Para el profesional: definir tu rol te permite especializarte y ser realmente bueno en lo tuyo. Un diseñador que intenta ser desarrollador suele escribir código frágil. Un desarrollador que intenta ser diseñador suele crear interfaces genéricas.
Para el proyecto: los mejores resultados que he visto vienen de equipos donde cada persona aporta su especialidad. El diseñador propone, el desarrollador evalúa la viabilidad técnica, ambos iteran. El resultado es mejor que lo que cualquiera de los dos habría hecho solo.
Las consecuencias de la confusión #
Cuando un cliente contrata a un "diseñador web" esperando que programe, o a un "desarrollador web" esperando que diseñe, el resultado suele ser decepcionante para todos:
- El profesional trabaja fuera de su zona de competencia
- El cliente recibe un resultado que no es ni buen diseño ni buen desarrollo
- El proyecto se resiente porque nadie hizo bien la parte que no le correspondía
He visto webs diseñadas por desarrolladores que parecen interfaces de sistema de gestión. Y webs programadas por diseñadores que se rompen al cambiar el tamaño de la ventana. Ambos escenarios son resultado de la misma confusión.
Mi posición #
Me presento como desarrollador web, no como diseñador web. ¿Diseño? Sí, cuando el proyecto lo requiere y el nivel de diseño está dentro de mis capacidades. Pero no vendo diseño como servicio profesional porque no es mi especialidad.

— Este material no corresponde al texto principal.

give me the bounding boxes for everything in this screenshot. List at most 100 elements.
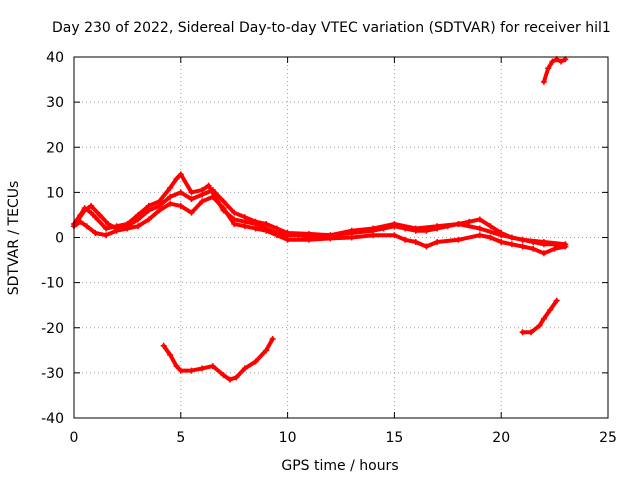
data-point [75,216,82,223]
data-point [135,216,142,223]
data-point [231,220,238,227]
data-point [188,209,195,216]
data-point [177,189,184,196]
data-point [487,234,494,241]
x-tick-label: 15 [385,430,403,446]
y-tick-label: -20 [41,321,64,337]
data-point [327,232,334,239]
data-point [220,205,227,212]
data-point [226,376,233,383]
y-tick-label: -10 [41,276,64,292]
x-tick-label: 10 [279,430,297,446]
data-point [530,245,537,252]
data-point [284,229,291,236]
data-point [145,216,152,223]
data-point [348,227,355,234]
series-line-late-high-segment [541,57,568,84]
data-point [252,225,259,232]
data-point [88,202,95,209]
x-tick-label: 5 [176,430,185,446]
data-point [370,232,377,239]
data-point [540,315,547,322]
data-point [553,297,560,304]
data-point [519,243,526,250]
data-point [160,342,167,349]
data-point [233,374,240,381]
data-point [508,241,515,248]
data-point [263,220,270,227]
data-point [156,202,163,209]
data-point [199,365,206,372]
y-axis-title: SDTVAR / TECUs [6,181,22,296]
data-point [551,245,558,252]
data-point [466,218,473,225]
data-point [105,220,112,227]
data-point [519,236,526,243]
data-point [209,187,216,194]
data-point [173,175,180,182]
data-point [88,209,95,216]
data-point [188,367,195,374]
data-point [455,220,462,227]
data-point [92,214,99,221]
y-tick-label: 10 [46,185,64,201]
data-point [241,223,248,230]
y-tick-label: 40 [46,50,64,66]
data-point [412,239,419,246]
data-point [188,196,195,203]
data-point [284,236,291,243]
data-point [263,347,270,354]
x-tick-label: 0 [70,430,79,446]
x-tick-label: 20 [492,430,510,446]
data-point [540,250,547,257]
data-point [434,223,441,230]
data-point [209,193,216,200]
data-point [269,336,276,343]
data-point [220,372,227,379]
data-point [177,171,184,178]
chart-title: Day 230 of 2022, Sidereal Day-to-day VTE… [52,20,611,36]
data-point [476,216,483,223]
data-point [167,200,174,207]
axis-ticks: 0 5 10 15 20 25 -40 -30 -20 -10 0 10 20 30 40 [41,50,617,446]
data-point [305,236,312,243]
data-point [476,225,483,232]
x-axis-title: GPS time / hours [281,458,398,474]
data-point [455,236,462,243]
data-point [113,225,120,232]
data-point [135,223,142,230]
data-point [92,229,99,236]
data-point [83,223,90,230]
data-point [263,227,270,234]
data-point [391,220,398,227]
data-point [96,211,103,218]
data-point [305,230,312,237]
y-tick-label: 20 [46,140,64,156]
y-tick-label: 30 [46,95,64,111]
data-point [423,243,430,250]
data-point [209,363,216,370]
data-point [252,218,259,225]
data-point [547,306,554,313]
data-point [231,209,238,216]
data-point [370,225,377,232]
data-point [540,78,547,85]
data-point [273,232,280,239]
data-point [402,236,409,243]
data-point [549,58,556,65]
data-point [205,182,212,189]
y-tick-label: -40 [41,411,64,427]
data-point [252,358,259,365]
data-point [498,239,505,246]
data-point [519,329,526,336]
data-point [81,207,88,214]
data-point [545,65,552,72]
data-point [188,189,195,196]
y-tick-label: -30 [41,366,64,382]
y-tick-label: 0 [55,231,64,247]
data-point [528,329,535,336]
data-point [241,214,248,221]
data-point [434,239,441,246]
data-point [558,58,565,65]
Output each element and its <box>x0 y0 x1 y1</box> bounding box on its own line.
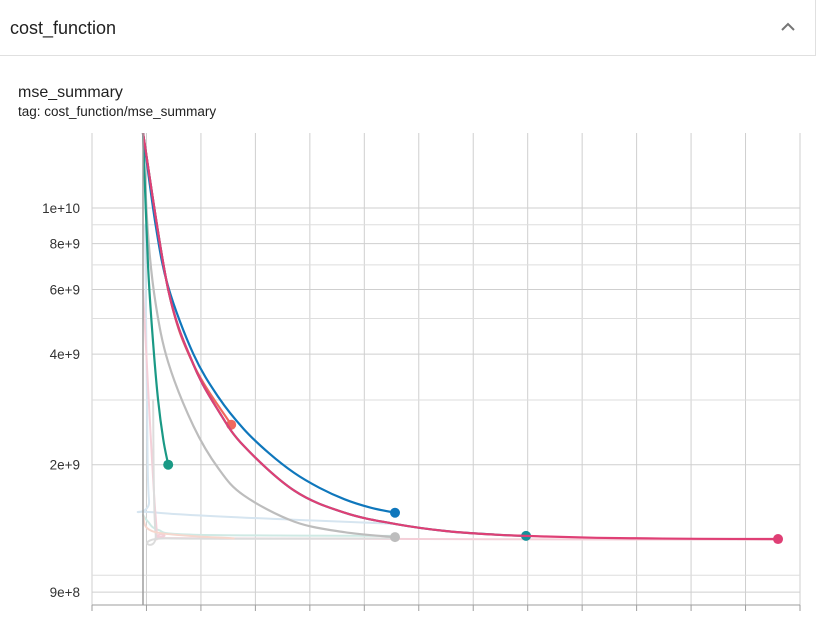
series-line <box>142 288 779 541</box>
series-line <box>141 133 780 541</box>
y-tick-label: 6e+9 <box>50 282 80 297</box>
series-end-point <box>390 532 400 543</box>
series-line <box>142 513 396 537</box>
y-tick-label: 9e+8 <box>50 585 80 600</box>
series-line <box>141 133 170 466</box>
chevron-up-icon <box>781 22 795 31</box>
series-line <box>136 223 396 525</box>
y-tick-label: 2e+9 <box>50 458 80 473</box>
y-tick-label: 1e+10 <box>42 201 80 216</box>
series-line <box>142 515 235 540</box>
series-end-point <box>390 507 400 518</box>
series-end-point <box>773 534 784 545</box>
chart-title: mse_summary <box>18 84 123 101</box>
section-header[interactable]: cost_function <box>0 0 816 56</box>
series-line <box>146 399 396 546</box>
series-line <box>141 133 397 514</box>
chart-tag: tag: cost_function/mse_summary <box>18 104 217 119</box>
y-tick-label: 8e+9 <box>50 237 80 252</box>
collapse-button[interactable] <box>775 14 801 40</box>
line-chart[interactable]: 1e+10 8e+9 6e+9 4e+9 2e+9 9e+8 <box>0 125 818 626</box>
y-tick-label: 4e+9 <box>50 347 80 362</box>
series-line <box>141 133 397 539</box>
series-end-point <box>163 459 174 470</box>
section-title: cost_function <box>10 18 117 38</box>
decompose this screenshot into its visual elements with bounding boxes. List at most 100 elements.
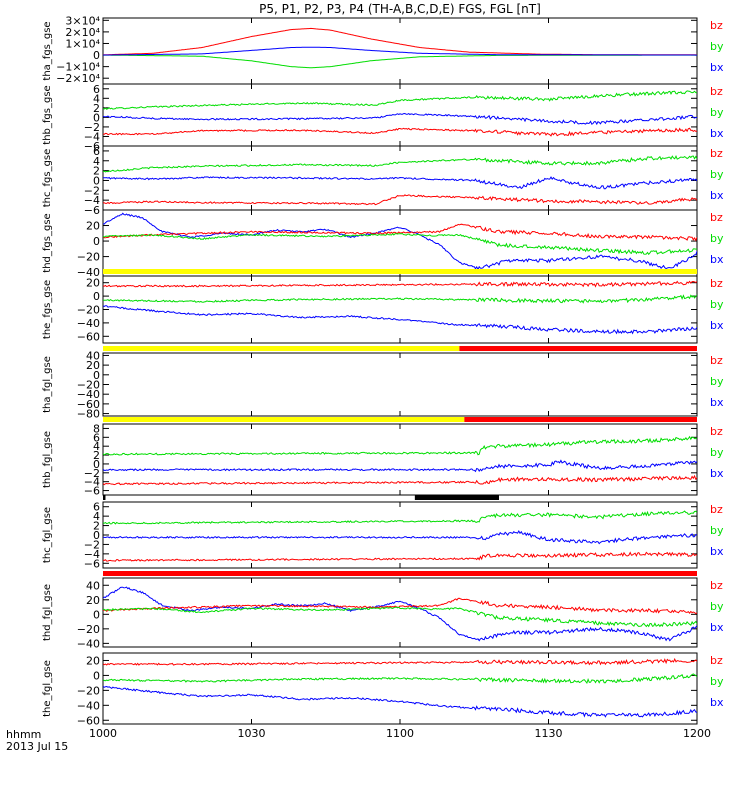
legend-by: by [710, 168, 724, 181]
legend-bz: bz [710, 354, 723, 367]
panel-9: 40 200 −20−40 thd_fgl_gse bz by bx [42, 571, 724, 650]
series-line-bz [103, 280, 697, 288]
legend-bx: bx [710, 545, 724, 558]
y-tick-label: 0 [93, 608, 100, 621]
series-line-bz [103, 27, 697, 56]
legend-bx: bx [710, 253, 724, 266]
status-bar-segment [459, 346, 697, 351]
series-line-bx [103, 586, 697, 642]
y-tick-label: −6 [84, 485, 100, 498]
y-tick-label: 2 [93, 449, 100, 462]
y-tick-label: −4 [84, 130, 100, 143]
legend-bz: bz [710, 19, 723, 32]
y-tick-label: 20 [86, 359, 100, 372]
status-bar-segment [103, 417, 465, 422]
legend-bx: bx [710, 396, 724, 409]
y-tick-label: 4 [93, 92, 100, 105]
series-line-by [103, 154, 697, 173]
y-axis-label: tha_fgl_gse [42, 356, 53, 413]
y-tick-label: 20 [86, 220, 100, 233]
series-group [103, 586, 697, 642]
y-tick-label: −6 [84, 204, 100, 217]
y-tick-label: −20 [77, 684, 100, 697]
y-tick-label: −60 [77, 398, 100, 411]
y-tick-label: 0 [93, 458, 100, 471]
y-tick-label: −40 [77, 317, 100, 330]
series-line-by [103, 54, 697, 69]
y-tick-label: −4 [84, 476, 100, 489]
series-line-bx [103, 46, 697, 56]
y-tick-label: 2 [93, 102, 100, 115]
y-tick-label: −20 [77, 379, 100, 392]
status-bar-segment [103, 571, 697, 576]
legend-bz: bz [710, 85, 723, 98]
y-tick-label: −2 [84, 184, 100, 197]
legend-bz: bz [710, 277, 723, 290]
y-tick-label: 2×10⁴ [65, 26, 100, 39]
y-tick-label: 0 [93, 174, 100, 187]
series-line-bx [103, 685, 697, 718]
y-tick-label: 0 [93, 669, 100, 682]
y-tick-label: 8 [93, 422, 100, 435]
series-group [103, 90, 697, 137]
legend-bz: bz [710, 579, 723, 592]
x-axis: 1000 1030 1100 1130 1200 [89, 727, 711, 740]
series-line-bx [103, 459, 697, 473]
series-line-by [103, 232, 697, 256]
y-tick-label: 6 [93, 145, 100, 158]
y-tick-label: −2 [84, 467, 100, 480]
y-tick-label: −20 [77, 304, 100, 317]
x-tick-label: 1030 [238, 727, 266, 740]
legend-by: by [710, 524, 724, 537]
y-tick-label: −20 [77, 623, 100, 636]
series-line-bz [103, 223, 697, 242]
legend-bx: bx [710, 61, 724, 74]
x-tick-label: 1100 [386, 727, 414, 740]
panel-frame [102, 352, 698, 417]
legend-bz: bz [710, 425, 723, 438]
series-line-by [103, 294, 697, 304]
series-line-bz [103, 127, 697, 137]
y-tick-label: −60 [77, 714, 100, 727]
x-tick-label: 1200 [683, 727, 711, 740]
legend-bx: bx [710, 319, 724, 332]
series-group [103, 154, 697, 206]
status-bar-segment [464, 417, 697, 422]
series-line-bz [103, 657, 697, 666]
y-tick-label: −80 [77, 408, 100, 421]
status-bar-segment [103, 495, 106, 500]
series-group [103, 27, 697, 69]
y-axis-label: thd_fgl_gse [42, 584, 53, 641]
series-group [103, 510, 697, 562]
panel-10: 20 0 −20 −40 −60 the_fgl_gse bz by bx [42, 652, 724, 727]
series-line-bx [103, 176, 697, 190]
y-axis-label: thc_fgl_gse [42, 507, 53, 563]
series-line-by [103, 90, 697, 110]
series-group [103, 657, 697, 718]
series-group [103, 435, 697, 486]
series-group [103, 280, 697, 335]
series-line-by [103, 510, 697, 525]
legend-by: by [710, 375, 724, 388]
y-tick-label: 0 [93, 529, 100, 542]
legend-by: by [710, 600, 724, 613]
series-line-by [103, 606, 697, 628]
legend-bx: bx [710, 696, 724, 709]
y-axis-label: the_fgl_gse [42, 660, 53, 717]
series-line-bz [103, 474, 697, 486]
y-tick-label: 6 [93, 431, 100, 444]
legend-by: by [710, 40, 724, 53]
y-tick-label: 3×10⁴ [65, 14, 100, 27]
y-tick-label: −40 [77, 266, 100, 279]
y-axis-label: tha_fgs_gse [42, 21, 53, 80]
legend-by: by [710, 446, 724, 459]
series-line-bx [103, 529, 697, 545]
legend-bz: bz [710, 211, 723, 224]
legend-bx: bx [710, 467, 724, 480]
y-tick-label: −2 [84, 121, 100, 134]
y-tick-label: 20 [86, 654, 100, 667]
y-tick-label: −40 [77, 388, 100, 401]
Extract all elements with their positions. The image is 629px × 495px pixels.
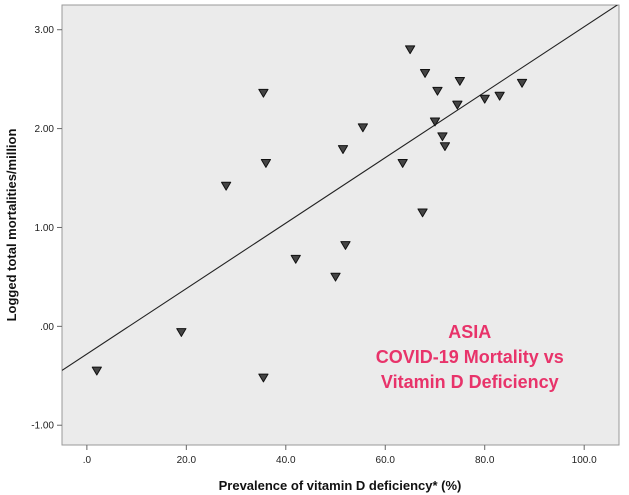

Esa honestidad ha hecho que pierda algunos proyectos donde el cliente quería "todo en uno". Pero los proyectos que he ganado han sido mejores, porque el cliente sabía exactamente qué estaba contratando y qué podía esperar.
En un oficio donde tantos dicen hacer de todo, definir lo que haces — y lo que no haces — es una forma de profesionalidad.